The biggest deterrents to collaboration I have seen are lack of proper software/tools, management’s aversion to change, and antiquated company structure. To drill down a little into each – without the kind of software I mentioned above for file sharing and data management it can very difficult to share work between engineers and can lead to wasted effort (on work that has already been done), project delays (if a file cannot be found when needed), or prototyping problems and actual wasted money (if the wrong part version is made on accident). When it comes to management there are often fears to make change that would actually improve engineering collaboration (some warranted and others not). And lastly, in terms of company structure, it is often the case that different departments were originally strongly siloed apart, and remained that way for years or decades. A company may have always kept electrical engineers separate from mechanical; but as more and more projects become “smart & enabled”, and the lines blur between disciplines, it is even more important that we all work together.
What are 5 best practices you’d recommend companies adopt to improve the way their engineers collaborate?
To improve engineering collaboration I would recommend trying these things first: increase communication, share tools across all disciplines, improve file and data access, make prototyping possible for everyone, and refine the design review process. In terms of communication, it helps to have more access to each other (especially when not co-located) so that ideas and updates can be shared across the team. It does not necessarily need to be an instant messenger like Slack, but at least having and “open door” policy to outreach can certainly help. For tool and file sharing, make sure all engineers have a seat to Fusion360 or SolidWorks and PDM (or for electrical or molding try to have those add-in tools available). Prototyping is an important part of progress and understanding across engineers and disciplines so if everyone can make and/or hold the newest design prototype it allows teams to progress faster and more efficiently. Lastly, for design reviews, make sure that all of the necessary parties are included (but no more) and come out with a strong plan for everything that works and needs to be changed.
What are the top 3 trends you see shaping the future of mechanical engineering? How can engineers prepare for this future?

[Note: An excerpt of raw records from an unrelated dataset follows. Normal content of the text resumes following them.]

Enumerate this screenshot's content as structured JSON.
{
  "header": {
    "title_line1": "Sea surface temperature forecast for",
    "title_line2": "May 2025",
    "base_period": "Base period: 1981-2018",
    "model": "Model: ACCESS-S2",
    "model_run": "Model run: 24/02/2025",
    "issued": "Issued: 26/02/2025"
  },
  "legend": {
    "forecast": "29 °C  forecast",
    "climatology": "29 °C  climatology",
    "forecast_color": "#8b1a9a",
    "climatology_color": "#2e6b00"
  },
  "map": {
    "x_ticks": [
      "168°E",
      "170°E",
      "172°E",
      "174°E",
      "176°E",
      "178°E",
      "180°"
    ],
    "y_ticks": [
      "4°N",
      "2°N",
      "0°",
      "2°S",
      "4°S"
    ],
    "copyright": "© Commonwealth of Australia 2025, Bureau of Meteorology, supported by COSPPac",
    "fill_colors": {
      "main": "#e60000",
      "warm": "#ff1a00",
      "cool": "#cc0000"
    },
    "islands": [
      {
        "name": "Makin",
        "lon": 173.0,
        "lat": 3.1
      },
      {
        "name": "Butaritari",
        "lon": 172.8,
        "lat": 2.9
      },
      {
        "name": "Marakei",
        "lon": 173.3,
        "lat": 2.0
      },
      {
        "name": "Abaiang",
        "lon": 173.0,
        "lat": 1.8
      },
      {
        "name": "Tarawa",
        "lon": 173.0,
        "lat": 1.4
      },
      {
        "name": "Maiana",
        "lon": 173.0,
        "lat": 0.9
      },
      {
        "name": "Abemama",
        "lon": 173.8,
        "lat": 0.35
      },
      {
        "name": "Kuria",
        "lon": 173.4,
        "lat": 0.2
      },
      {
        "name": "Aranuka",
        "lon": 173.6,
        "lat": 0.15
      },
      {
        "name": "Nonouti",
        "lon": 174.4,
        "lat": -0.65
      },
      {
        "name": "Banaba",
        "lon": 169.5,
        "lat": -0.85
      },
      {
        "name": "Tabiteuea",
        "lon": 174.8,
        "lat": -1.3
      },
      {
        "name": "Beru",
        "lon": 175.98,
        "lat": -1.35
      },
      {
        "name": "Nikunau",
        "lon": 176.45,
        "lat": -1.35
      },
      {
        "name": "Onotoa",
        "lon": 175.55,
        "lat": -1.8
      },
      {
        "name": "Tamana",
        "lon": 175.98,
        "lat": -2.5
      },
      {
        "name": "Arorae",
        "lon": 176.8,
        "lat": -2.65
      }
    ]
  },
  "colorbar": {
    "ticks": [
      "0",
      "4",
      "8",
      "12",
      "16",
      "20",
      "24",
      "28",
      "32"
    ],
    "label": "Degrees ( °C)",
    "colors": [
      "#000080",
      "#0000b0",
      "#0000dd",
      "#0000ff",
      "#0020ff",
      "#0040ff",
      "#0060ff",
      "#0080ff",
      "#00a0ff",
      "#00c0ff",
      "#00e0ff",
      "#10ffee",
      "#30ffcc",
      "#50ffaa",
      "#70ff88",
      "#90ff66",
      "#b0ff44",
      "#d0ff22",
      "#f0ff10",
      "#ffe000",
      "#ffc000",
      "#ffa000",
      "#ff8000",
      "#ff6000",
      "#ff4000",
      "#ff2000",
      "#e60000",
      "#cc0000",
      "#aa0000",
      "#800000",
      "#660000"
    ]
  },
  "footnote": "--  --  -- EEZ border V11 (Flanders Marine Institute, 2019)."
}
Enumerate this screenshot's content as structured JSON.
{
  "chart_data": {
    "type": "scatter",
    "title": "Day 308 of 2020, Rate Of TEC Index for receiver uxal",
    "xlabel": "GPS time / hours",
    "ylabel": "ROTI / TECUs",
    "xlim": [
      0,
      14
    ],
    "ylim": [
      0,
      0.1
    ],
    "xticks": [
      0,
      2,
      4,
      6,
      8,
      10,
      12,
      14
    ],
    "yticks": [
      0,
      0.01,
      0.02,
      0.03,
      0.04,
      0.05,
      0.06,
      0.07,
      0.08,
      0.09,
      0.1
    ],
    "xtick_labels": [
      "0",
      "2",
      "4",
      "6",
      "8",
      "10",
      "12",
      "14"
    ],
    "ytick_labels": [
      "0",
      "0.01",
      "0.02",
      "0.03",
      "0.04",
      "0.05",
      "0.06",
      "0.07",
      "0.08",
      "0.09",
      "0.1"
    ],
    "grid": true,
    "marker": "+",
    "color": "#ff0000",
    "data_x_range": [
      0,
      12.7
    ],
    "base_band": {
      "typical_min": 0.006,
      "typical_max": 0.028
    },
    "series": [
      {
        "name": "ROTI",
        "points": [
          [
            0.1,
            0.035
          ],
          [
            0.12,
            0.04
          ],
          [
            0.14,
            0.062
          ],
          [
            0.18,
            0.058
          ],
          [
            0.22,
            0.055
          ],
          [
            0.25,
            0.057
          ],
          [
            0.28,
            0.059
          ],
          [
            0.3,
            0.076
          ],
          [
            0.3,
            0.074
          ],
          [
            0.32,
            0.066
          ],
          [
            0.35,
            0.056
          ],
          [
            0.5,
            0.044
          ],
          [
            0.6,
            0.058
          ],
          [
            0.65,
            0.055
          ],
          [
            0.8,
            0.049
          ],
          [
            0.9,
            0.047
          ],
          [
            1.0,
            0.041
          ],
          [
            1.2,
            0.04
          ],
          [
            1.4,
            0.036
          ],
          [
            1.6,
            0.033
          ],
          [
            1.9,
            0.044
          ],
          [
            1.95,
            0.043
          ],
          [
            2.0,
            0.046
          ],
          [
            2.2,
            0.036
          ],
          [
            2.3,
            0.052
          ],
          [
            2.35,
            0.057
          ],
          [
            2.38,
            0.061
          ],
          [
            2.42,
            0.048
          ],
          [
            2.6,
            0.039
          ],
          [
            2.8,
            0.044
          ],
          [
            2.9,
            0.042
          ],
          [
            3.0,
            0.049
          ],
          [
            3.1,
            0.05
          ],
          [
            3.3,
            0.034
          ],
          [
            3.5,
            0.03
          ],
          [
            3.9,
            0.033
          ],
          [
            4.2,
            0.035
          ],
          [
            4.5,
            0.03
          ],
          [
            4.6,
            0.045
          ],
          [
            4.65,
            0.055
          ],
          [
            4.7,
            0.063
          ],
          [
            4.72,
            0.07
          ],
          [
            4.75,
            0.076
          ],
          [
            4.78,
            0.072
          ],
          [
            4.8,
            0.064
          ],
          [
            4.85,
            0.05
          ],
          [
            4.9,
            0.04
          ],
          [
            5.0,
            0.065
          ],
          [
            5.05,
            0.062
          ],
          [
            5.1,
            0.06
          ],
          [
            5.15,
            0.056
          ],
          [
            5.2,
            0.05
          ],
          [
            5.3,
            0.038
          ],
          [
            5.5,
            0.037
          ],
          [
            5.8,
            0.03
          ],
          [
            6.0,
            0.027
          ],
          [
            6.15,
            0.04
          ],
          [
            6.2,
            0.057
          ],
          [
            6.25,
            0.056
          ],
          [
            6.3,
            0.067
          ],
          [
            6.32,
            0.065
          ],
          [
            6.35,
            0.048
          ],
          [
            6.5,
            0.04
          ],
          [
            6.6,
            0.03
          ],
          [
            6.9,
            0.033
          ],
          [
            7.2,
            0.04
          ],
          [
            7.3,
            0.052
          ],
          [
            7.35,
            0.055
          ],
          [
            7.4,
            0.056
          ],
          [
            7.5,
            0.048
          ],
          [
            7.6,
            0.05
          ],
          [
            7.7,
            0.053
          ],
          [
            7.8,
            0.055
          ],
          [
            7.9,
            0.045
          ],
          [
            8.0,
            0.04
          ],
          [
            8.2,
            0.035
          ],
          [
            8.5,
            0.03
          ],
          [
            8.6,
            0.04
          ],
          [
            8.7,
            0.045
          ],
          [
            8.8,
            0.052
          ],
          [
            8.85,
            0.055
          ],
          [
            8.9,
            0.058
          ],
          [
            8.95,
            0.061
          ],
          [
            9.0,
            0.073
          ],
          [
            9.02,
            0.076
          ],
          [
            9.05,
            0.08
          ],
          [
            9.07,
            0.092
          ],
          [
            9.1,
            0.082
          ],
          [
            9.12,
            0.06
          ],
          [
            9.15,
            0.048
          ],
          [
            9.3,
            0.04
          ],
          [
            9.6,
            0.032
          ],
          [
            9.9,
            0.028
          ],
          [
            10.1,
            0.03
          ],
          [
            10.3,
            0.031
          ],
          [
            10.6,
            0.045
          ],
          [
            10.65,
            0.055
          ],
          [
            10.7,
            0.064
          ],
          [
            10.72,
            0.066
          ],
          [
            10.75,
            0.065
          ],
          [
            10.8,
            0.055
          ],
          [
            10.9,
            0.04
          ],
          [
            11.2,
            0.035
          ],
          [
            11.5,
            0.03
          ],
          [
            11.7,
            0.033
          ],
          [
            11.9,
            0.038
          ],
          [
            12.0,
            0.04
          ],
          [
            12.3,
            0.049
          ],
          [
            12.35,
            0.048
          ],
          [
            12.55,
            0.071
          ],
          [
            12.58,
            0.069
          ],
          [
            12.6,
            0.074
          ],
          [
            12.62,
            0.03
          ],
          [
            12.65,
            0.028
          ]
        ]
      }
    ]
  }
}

In terms of the future of mechanical engineering, I see us taking generative design and similar tools (utilizing artificial intelligence, machine learning), cloud computing and storage for ease of work and collaboration, and next generation 3D printing and Additive Manufacturing to the next level. The use of AI/ML for generative design and topology optimization (like Ntopology for example) has just really started to take off and that will allow us to create previously painstaking or impossible designs and use those for lighter, stronger, cheaper, more interesting looking parts and products. Again the use of the cloud for software and file sharing will only get more advanced and allow for quicker, easier, and better outcomes when working together in local or distributed teams. And last but not least, the things that are possible now with 3D printing are incredible and they will only advance at an exponential rate going forward. The combination of these trends will allow for the most advanced 3D designs to be created by mechanical engineers of the future, collaborated on and shared instantly anywhere in the world, and then 3D printed local using the latest technology. So what can engineers do to prepare for this future? Be a part of it, use these tools and technologies however and whenever one can, and if not simply using them be someone who helps create the newest versions and make the future possible now!